Search code examples
talend

How can I count multiple foreign keys and group them in a row?


I have one table with the following structure:

ID|FK1|FK2|FK3|FK4
ID|FK1|FK2|FK3|FK4
ID|FK1|FK2|FK3|FK4

And another table that holds:

FK|DATA
FK|DATA
FK|DATA
FK|DATA

The FKn columns in the first table references the FK field in the second one. There can be more than one record linked between the first table and the second one.

What I want to achieve is to create another table with the total number of records of every FKn linked. For example:

ID|FK1|FK2|FK3|FK4
 A|0  |23 |9  |3
 B|4  |0  |2  |0

I know how to transform the row flow and iterate over every FKn field. I also know how to count. What Im not able to do is to group every FKn count from the same ID into one row, because after I use a tLoop component, every count operation is transformed into a new row like:

FK|count
FK|count
FK|count
FK|count
...

Any idea about how to join rows by packing N of them into one single row each time? Or is there another way to do it?

NOTE: I'm using text data as input


Solution

  • if i understood your issue then i would suggest a different way as below (provided you have fixed number of FK1, FK2, FK3, FK4)

    tFileInput-->Tmap (left join to lookup tAnotherTable(FK DATA) on FK1) -->output-1 i will have four columns - ID, FK1=(0 or 1 - 0 if no matching row is found, 1 if matching row is found), FK2=0, FK3=0, FK4=0. This could be a case where for same ID we can get many FK1 values as you mentioned there can be more than one rows)..

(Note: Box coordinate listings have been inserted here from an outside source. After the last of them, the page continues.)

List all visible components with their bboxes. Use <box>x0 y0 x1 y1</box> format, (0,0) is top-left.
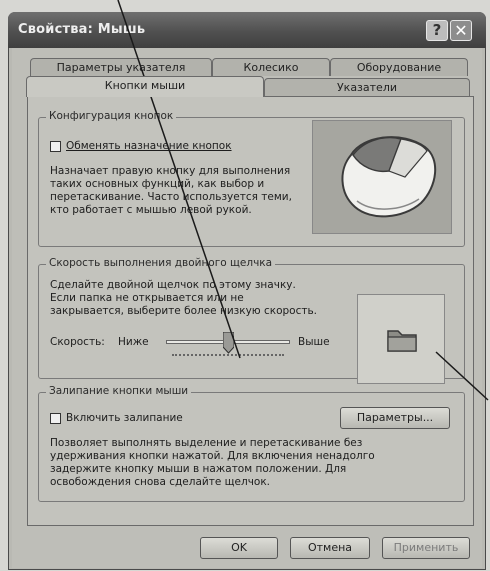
callout-line-folder <box>435 351 489 401</box>
tab-buttons[interactable]: Кнопки мыши <box>26 76 264 97</box>
callout-line-slider <box>117 0 241 359</box>
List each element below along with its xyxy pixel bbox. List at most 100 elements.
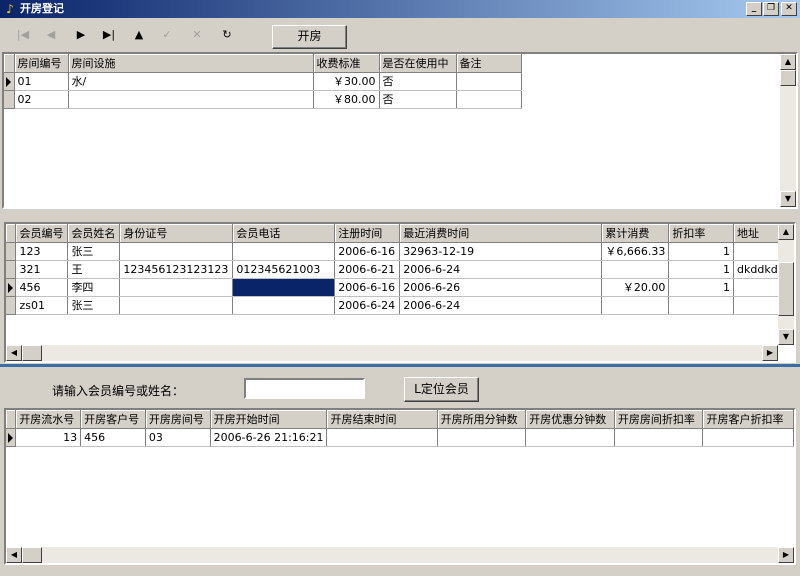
table-cell[interactable]: 1: [668, 278, 735, 297]
table-cell[interactable]: [702, 428, 794, 447]
scroll-up-icon[interactable]: ▲: [778, 224, 794, 240]
column-header[interactable]: 会员姓名: [67, 224, 121, 243]
table-cell[interactable]: 123: [15, 242, 69, 261]
scroll-thumb[interactable]: [778, 262, 794, 316]
table-cell[interactable]: [601, 296, 670, 315]
members-grid[interactable]: 会员编号 会员姓名 身份证号 会员电话 注册时间 最近消费时间 累计消费 折扣率 地址 123 张…: [4, 222, 796, 363]
scroll-thumb[interactable]: [22, 547, 42, 563]
column-header[interactable]: 开房流水号: [15, 410, 82, 429]
table-cell[interactable]: [525, 428, 615, 447]
column-header[interactable]: 累计消费: [601, 224, 670, 243]
column-header[interactable]: 会员电话: [232, 224, 336, 243]
table-cell[interactable]: [68, 90, 314, 109]
column-header[interactable]: 备注: [456, 54, 522, 73]
column-header[interactable]: 开房客户折扣率: [702, 410, 794, 429]
table-cell[interactable]: 01: [14, 72, 69, 91]
next-record-icon[interactable]: ▶: [70, 24, 92, 46]
table-cell[interactable]: 否: [379, 72, 457, 91]
column-header[interactable]: 折扣率: [668, 224, 735, 243]
scroll-down-icon[interactable]: ▼: [780, 191, 796, 207]
restore-button[interactable]: ❐: [763, 2, 779, 16]
column-header[interactable]: 房间设施: [68, 54, 314, 73]
table-cell[interactable]: [232, 242, 336, 261]
rooms-grid[interactable]: 房间编号 房间设施 收费标准 是否在使用中 备注 01 水/￥30.00 否 02 ￥80.00…: [2, 52, 798, 209]
table-cell[interactable]: [232, 278, 336, 297]
table-cell[interactable]: 2006-6-26 21:16:21: [210, 428, 328, 447]
table-cell[interactable]: 2006-6-26: [399, 278, 603, 297]
table-cell[interactable]: 2006-6-16: [334, 242, 401, 261]
row-indicator[interactable]: [6, 428, 17, 447]
table-row[interactable]: 02 ￥80.00 否: [4, 90, 522, 109]
column-header[interactable]: 房间编号: [14, 54, 69, 73]
table-cell[interactable]: [326, 428, 438, 447]
openings-grid[interactable]: 开房流水号 开房客户号 开房房间号 开房开始时间 开房结束时间 开房所用分钟数 开房优惠分钟…: [4, 408, 796, 565]
openings-hscroll[interactable]: ◀ ▶: [6, 547, 794, 563]
member-search-input[interactable]: [244, 378, 365, 399]
column-header[interactable]: 收费标准: [313, 54, 380, 73]
scroll-thumb[interactable]: [780, 70, 796, 86]
table-cell[interactable]: [232, 296, 336, 315]
table-cell[interactable]: 李四: [67, 278, 121, 297]
column-header[interactable]: 开房房间折扣率: [614, 410, 704, 429]
table-cell[interactable]: [456, 90, 522, 109]
table-row[interactable]: 456 李四 2006-6-16 2006-6-26 ￥20.00 1: [6, 278, 794, 297]
table-cell[interactable]: 2006-6-21: [334, 260, 401, 279]
first-record-icon[interactable]: |◀: [12, 24, 34, 46]
table-cell[interactable]: 否: [379, 90, 457, 109]
column-header[interactable]: 开房房间号: [145, 410, 211, 429]
last-record-icon[interactable]: ▶|: [98, 24, 120, 46]
table-cell[interactable]: 456: [15, 278, 69, 297]
row-indicator[interactable]: [6, 242, 17, 261]
table-cell[interactable]: 2006-6-24: [399, 260, 603, 279]
row-indicator[interactable]: [4, 72, 15, 91]
table-cell[interactable]: [614, 428, 704, 447]
column-header[interactable]: 开房开始时间: [210, 410, 328, 429]
table-cell[interactable]: 1: [668, 260, 735, 279]
insert-record-icon[interactable]: ▲: [128, 24, 150, 46]
table-cell[interactable]: 2006-6-24: [399, 296, 603, 315]
table-cell[interactable]: zs01: [15, 296, 69, 315]
rooms-vscroll[interactable]: ▲ ▼: [780, 54, 796, 207]
table-cell[interactable]: 张三: [67, 296, 121, 315]
scroll-right-icon[interactable]: ▶: [762, 345, 778, 361]
prior-record-icon[interactable]: ◀: [40, 24, 62, 46]
post-record-icon[interactable]: ✓: [156, 24, 178, 46]
table-cell[interactable]: 03: [145, 428, 211, 447]
table-cell[interactable]: 1: [668, 242, 735, 261]
table-cell[interactable]: 张三: [67, 242, 121, 261]
table-cell[interactable]: ￥80.00: [313, 90, 380, 109]
members-hscroll[interactable]: ◀ ▶: [6, 345, 778, 361]
minimize-button[interactable]: _: [746, 2, 762, 16]
column-header[interactable]: 开房结束时间: [326, 410, 438, 429]
refresh-icon[interactable]: ↻: [216, 24, 238, 46]
column-header[interactable]: 身份证号: [119, 224, 234, 243]
table-cell[interactable]: 123456123123123: [119, 260, 234, 279]
column-header[interactable]: 开房优惠分钟数: [525, 410, 615, 429]
column-header[interactable]: 最近消费时间: [399, 224, 603, 243]
scroll-left-icon[interactable]: ◀: [6, 547, 22, 563]
table-row[interactable]: 13 456 03 2006-6-26 21:16:21: [6, 428, 794, 447]
table-cell[interactable]: 王: [67, 260, 121, 279]
table-cell[interactable]: 456: [80, 428, 146, 447]
column-header[interactable]: 会员编号: [15, 224, 69, 243]
table-cell[interactable]: 2006-6-16: [334, 278, 401, 297]
open-room-button[interactable]: 开房: [272, 25, 347, 49]
table-cell[interactable]: 32963-12-19: [399, 242, 603, 261]
table-cell[interactable]: [601, 260, 670, 279]
table-row[interactable]: zs01 张三 2006-6-24 2006-6-24: [6, 296, 794, 315]
column-header[interactable]: 是否在使用中: [379, 54, 457, 73]
row-indicator[interactable]: [6, 260, 17, 279]
table-cell[interactable]: 13: [15, 428, 82, 447]
table-row[interactable]: 321 王 123456123123123 012345621003 2006-6-21…: [6, 260, 794, 279]
table-cell[interactable]: [437, 428, 527, 447]
table-row[interactable]: 123 张三 2006-6-16 32963-12-19 ￥6,666.33 1: [6, 242, 794, 261]
table-cell[interactable]: [119, 278, 234, 297]
table-cell[interactable]: 02: [14, 90, 69, 109]
scroll-up-icon[interactable]: ▲: [780, 54, 796, 70]
scroll-right-icon[interactable]: ▶: [778, 547, 794, 563]
table-cell[interactable]: 012345621003: [232, 260, 336, 279]
scroll-down-icon[interactable]: ▼: [778, 329, 794, 345]
table-cell[interactable]: ￥30.00: [313, 72, 380, 91]
column-header[interactable]: 开房客户号: [80, 410, 146, 429]
members-vscroll[interactable]: ▲ ▼: [778, 224, 794, 345]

    Similarly i will have tFileInput-->Tmap (left join to lookup tAnotherTable(FK DATA) on FK2) -->output-2 i will have four columns - ID, FK1=0, FK2=(0 or 1 - 0 if no matching row is found, 1 if matching row is found), FK3=0, FK4=0.

    tFileInput-->Tmap (left join to lookup tAnotherTable(FK DATA) on FK3) -->output-3 i will have four columns - ID, FK1=0, FK2=0, FK3=(0 or 1 - 0 if no matching row is found, 1 if matching row is found), FK4=0. ..... ... Next i will Union all these Output-1, output-2, output-3, output-4 into a final result set say union all ResultUnionall and will move them to tagg and group by ID column and take SUM(FK1), SUM(FK2), SUM(FK3)...

    to summarize you job will look something as below
    
    tFileInput--->tmap(withlookup)-->tHash1/tFileOutput1
    tFileInput--->tmap(withlookup)-->tHash1/tFileOutput2
    tFileInput--->tmap(withlookup)-->tHash1/tFileOutput3
    tFileInput--->tmap(withlookup)-->tHash1/tFileOutput4
    
    
    tHashInput1/tFIleInput1---
    tHashInput1/tFIleInput1---
    tHashInput1/tFIleInput1----
    tHashInput1/tFIleInput1---  tUnite--->tAgg-->finaloutput.